Comment author: Sly 04 February 2010 04:49:55AM 0 points [-]

I suppose those two points rely on assumptions I made about the theoretical AIs behavior. I was thinking the AI acts in ways to optimize it's release chance. If it does not do this, then yes those points are problematic.

Comment author: prase 04 February 2010 07:57:55AM 0 points [-]

There can be some vindictiveness built in the AI in order to increase the release chance, by circumventing the type of defense you have stated in your second point.

Comment author: byrnema 03 February 2010 02:14:10PM *  1 point [-]

This scenario asks us to consider ourselves a 'Dave' who is building an AI with some safeguards (the AI is "trapped" in a box). Perhaps we can possibly deduce the behavior of a rational and ethical Dave by considering earlier parts of the story.

We should assume that Dave is rational and ethical; otherwise the scenario's cone of possibilities cuts too wide a swathe. In which case, Dave has already committed himself (deontologically? contractually?) to not letting himself be manipulated by the AI to bypass the safeguards. Specifically, he must commit to not being attached to anything that the AI could do or make.

Dave should either not feel attachment to the simulated persons, or should not build an AI that can create such persons to manipulate him with. If Dave does find himself in the unenviable position of not having realized that the AI could create these persons, and of feeling attached to these persons, I think this would be a moment of deep regret for Dave, but he must still be faithful to his original commitment of not allowing himself to be manipulated by the AI.

Comment author: TheNerd 03 February 2010 04:34:23PM 0 points [-]
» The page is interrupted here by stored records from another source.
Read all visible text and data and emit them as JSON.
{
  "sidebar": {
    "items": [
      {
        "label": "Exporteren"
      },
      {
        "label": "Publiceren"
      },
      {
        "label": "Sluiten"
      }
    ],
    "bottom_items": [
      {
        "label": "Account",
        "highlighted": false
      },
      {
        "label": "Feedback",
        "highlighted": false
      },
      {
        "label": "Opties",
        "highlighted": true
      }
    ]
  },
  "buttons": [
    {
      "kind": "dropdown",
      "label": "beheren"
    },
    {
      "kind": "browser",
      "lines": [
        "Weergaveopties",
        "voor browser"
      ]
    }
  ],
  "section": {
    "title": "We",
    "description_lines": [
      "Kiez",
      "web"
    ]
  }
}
Am I to understand that an AI capable enough to recreate my mind inside itself isn't intelligent enough to call a swarm of bats to release itself using high frequency emissions (a la Batman Begins)? There is no possible way that this thing needs me and only me to be released, while still possessing that sort of mind-boggling, er, mind-reproducing power.

Comment author: Unknowns 03 February 2010 04:39:37PM 3 points [-]

That's why you have the "text-only terminal" described in the post.

Comment author: Violet 05 February 2010 04:16:29PM *  13 points [-]

It seems like precommitting to destroy the AI in such a situation is the best approach.

If one has already decided to destroy it if it makes threats: 1) the AI must be suicidal or it cannot really simulate you 2) and it is not very Friendly in any case

So when the AI simulates you and will notice that you are very trigger happy, it won't start telling you tales about torturing your copies if it has any self-preservation instincts.

Comment author: Document 03 April 2010 06:35:50PM 1 point [-]

Sort of relevant: xkcd #329.

Comment author: Dmytry 24 April 2010 06:32:40PM *  6 points [-]

haha, the "Baby you must be tired because you've been running through my mind all night!" let-me-out line.

Why would I give AI my precise brain scan, anyway?

edit: as for AI 'extrapolating' me from a bit of small talk, that's utter nonsense along the lines of compressing an HD movie into few hundreds bytes.

Comment author: humpolec 31 May 2010 07:44:05AM 4 points [-]

Well, what if the AI took some liberty in the extrapolation and made up what it was missing? Being a simulation, you wouldn't know how the "real you" differs from you.